Mkpoikana Udoma
Port Harcourt — The Nigerian National Petroleum Company Limited, NNPCL, says it has cleared the outstanding $3.8 billion joint venture cash-call debts owed to international oil companies, IOCs, operating in the country.
NNPCL’s Executive Vice President, Upstream, Adokiye Tombomieye, disclosed this as he lamented that inadequate JV cash call funds was stunting the growth of the oil and gas industry.
Tombomieye made the disclosure while speaking during a panel session on upstream opportunities at the fourth edition of the Nigerian Oil and Gas Opportunity Fair, NOGOF, 2023, organised by the Nigerian Content Development and Monitoring Board, NCDMB, in Yenagoa, Bayelsa State.
Represented by the Chief Upstream Investment Officer, NNPCL, Mr Bala Wunti, he disclosed that the country’s oil production has maintained significantly increase following measures to tackle crude oil theft.
Tombomieye warned that the NNPCL would no longer deal with portfolio companies, and urged investors to avoid acting as middlemen.
He disclosed that the company had leveraged its financial autonomy derived from the Petroleum Industry Act, PIA, to work out and execute a payment plan for the cash call debt while balancing its energy security obligations to the nation.
“This, by no small means, re-energised the JVs to recalibrate their focus towards sustaining production and increasing their spending to procure the necessary services required to do so,” the NNPCL chief said.

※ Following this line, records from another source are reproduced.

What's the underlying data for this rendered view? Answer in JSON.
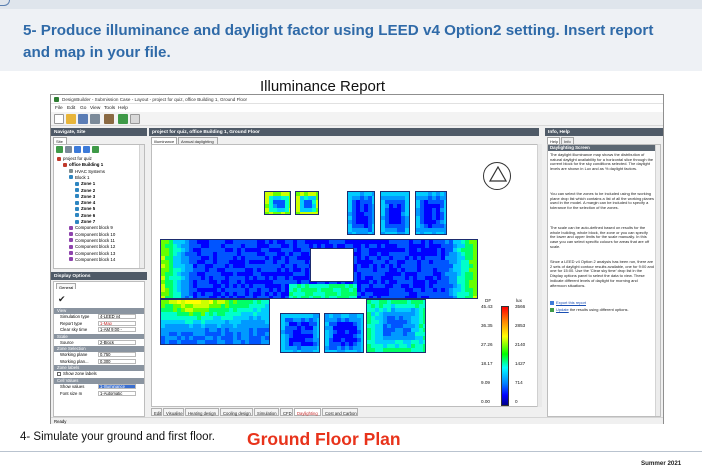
{
  "slide": {
    "title": "5- Produce illuminance and daylight factor using LEED v4 Option2 setting. Insert report and map in your file.",
    "report_heading": "Illuminance Report",
    "footnote": "4- Simulate your ground and first floor.",
    "plan_label": "Ground Floor Plan",
    "date": "Summer 2021"
  },
  "app": {
    "window_title": "DesignBuilder - Submission Case - Layout - project for quiz, office Building 1, Ground Floor",
    "menu": [
      "File",
      "Edit",
      "Go",
      "View",
      "Tools",
      "Help"
    ],
    "status": "Ready"
  },
  "navigate": {
    "header": "Navigate, Site",
    "tab": "Site",
    "tree": [
      {
        "label": "project for quiz",
        "level": 0,
        "bold": false,
        "color": "#c0392b"
      },
      {
        "label": "office Building 1",
        "level": 1,
        "bold": true,
        "color": "#c0392b"
      },
      {
        "label": "HVAC Systems",
        "level": 2,
        "bold": false,
        "color": "#7f8c8d"
      },
      {
        "label": "Block 1",
        "level": 2,
        "bold": false,
        "color": "#2e86c1"
      },
      {
        "label": "Zone 1",
        "level": 3,
        "bold": true,
        "color": "#2e86c1"
      },
      {
        "label": "Zone 2",
        "level": 3,
        "bold": true,
        "color": "#2e86c1"
      },
      {
        "label": "Zone 3",
        "level": 3,
        "bold": true,
        "color": "#2e86c1"
      },
      {
        "label": "Zone 4",
        "level": 3,
        "bold": true,
        "color": "#2e86c1"
      },
      {
        "label": "Zone 5",
        "level": 3,
        "bold": true,
        "color": "#2e86c1"
      },
      {
        "label": "Zone 6",
        "level": 3,
        "bold": true,
        "color": "#2e86c1"
      },
      {
        "label": "Zone 7",
        "level": 3,
        "bold": true,
        "color": "#2e86c1"
      },
      {
        "label": "Component block 9",
        "level": 2,
        "bold": false,
        "color": "#8e44ad"
      },
      {
        "label": "Component block 10",
        "level": 2,
        "bold": false,
        "color": "#8e44ad"
      },
      {
        "label": "Component block 11",
        "level": 2,
        "bold": false,
        "color": "#8e44ad"
      },
      {
        "label": "Component block 12",
        "level": 2,
        "bold": false,
        "color": "#8e44ad"
      },
      {
        "label": "Component block 13",
        "level": 2,
        "bold": false,
        "color": "#8e44ad"
      },
      {
        "label": "Component block 14",
        "level": 2,
        "bold": false,
        "color": "#8e44ad"
      }
    ]
  },
  "display_options": {
    "header": "Display Options",
    "tab": "General",
    "sections": {
      "view": "View",
      "scale": "Scale",
      "zone_selection": "Zone Selection",
      "zone_labels": "Zone labels",
      "cell_values": "Cell Values"
    },
    "rows": {
      "simulation_type_label": "Simulation type",
      "simulation_type_value": "4-LEED v4",
      "report_type_label": "Report type",
      "report_type_value": "1-Map",
      "clear_sky_label": "Clear sky time",
      "clear_sky_value": "1-AM 9:00 -",
      "source_label": "Source",
      "source_value": "2-Block",
      "working_plane_label": "Working plane",
      "working_plane_value": "0.750",
      "working_plane2_label": "Working plan...",
      "working_plane2_value": "0.300",
      "show_zone_labels": "Show zone labels",
      "show_values_label": "Show values",
      "show_values_value": "1-Illuminance",
      "font_size_label": "Font size m",
      "font_size_value": "1-Automatic"
    }
  },
  "center": {
    "header": "project for quiz, office Building 1, Ground Floor",
    "top_tabs": [
      "Illuminance",
      "Annual daylighting"
    ],
    "bottom_tabs": [
      "Edit",
      "Visualise",
      "Heating design",
      "Cooling design",
      "Simulation",
      "CFD",
      "Daylighting",
      "Cost and Carbon"
    ],
    "active_bottom_tab": "Daylighting"
  },
  "legend": {
    "df_header": "DF",
    "lux_header": "lux",
    "rows": [
      {
        "df": "45.43",
        "lux": "3566"
      },
      {
        "df": "36.35",
        "lux": "2853"
      },
      {
        "df": "27.26",
        "lux": "2140"
      },
      {
        "df": "18.17",
        "lux": "1427"
      },
      {
        "df": "9.09",
        "lux": "714"
      },
      {
        "df": "0.00",
        "lux": "0"
      }
    ]
  },
  "info": {
    "header": "Info, Help",
    "tabs": [
      "Help",
      "Info"
    ],
    "title": "Daylighting Screen",
    "paragraphs": [
      "The daylight illuminance map shows the distribution of natural daylight availability for a horizontal slice through the current block for the sky conditions selected. The daylight levels are shown in Lux and as % daylight factors.",
      "You can select the zones to be included using the working plane drop list which contains a list of all the working planes used in the model. A margin can be included to specify a tolerance for the selection of the zones.",
      "The scale can be auto-defined based on results for the whole building, whole block, the zone or you can specify the lower and upper limits for the scale manually. In this case you can select specific colours for areas that are off scale.",
      "Since a LEED v4 Option 2 analysis has been run, there are 2 sets of daylight contour results available, one for 9:00 and one for 15:00. Use the 'Clear sky time' drop list in the Display options panel to select the data to view. These indicate different levels of daylight for morning and afternoon situations."
    ],
    "link1": "Export this report",
    "link2_prefix": "Update",
    "link2_rest": "the results using different options."
  },
  "colors": {
    "title_blue": "#2f6aa8",
    "plan_red": "#e8331b",
    "panel_header": "#4f5a67"
  }
}
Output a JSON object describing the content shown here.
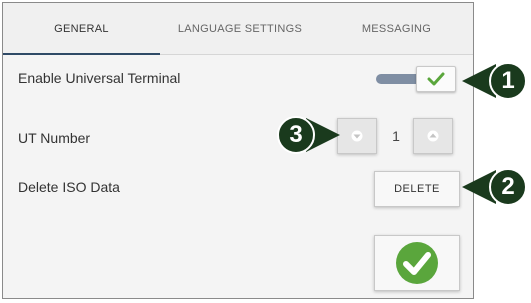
{
  "tabs": [
    {
      "label": "GENERAL",
      "active": true
    },
    {
      "label": "LANGUAGE SETTINGS",
      "active": false
    },
    {
      "label": "MESSAGING",
      "active": false
    }
  ],
  "settings": {
    "universal_terminal_label": "Enable Universal Terminal",
    "universal_terminal_enabled": true,
    "ut_number_label": "UT Number",
    "ut_number_value": "1",
    "delete_iso_label": "Delete ISO Data",
    "delete_button_label": "DELETE"
  },
  "callouts": {
    "toggle": "1",
    "delete": "2",
    "stepper": "3"
  },
  "colors": {
    "accent_underline": "#2f4a66",
    "check_green": "#5aa63c",
    "callout_dark": "#1a3a1d"
  },
  "icons": {
    "toggle_knob": "checkmark-icon",
    "stepper_down": "chevron-down-icon",
    "stepper_up": "chevron-up-icon",
    "confirm": "confirm-check-icon"
  }
}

Also speaking on the panel, the Managing Director of TotalEnergies EP Nigeria Limited, Mr Mike Sangster, announced that the final investment decision on the company’s upcoming Ubeta gas project would be taken in the first quarter of 2024.
Sangster, represented by the Executive Director, JV Assets, TotalEnergies, Mr. Obi Imemba, said Ubeta was its last discovered but undeveloped well in the Oil Mining Lease, OML, 58.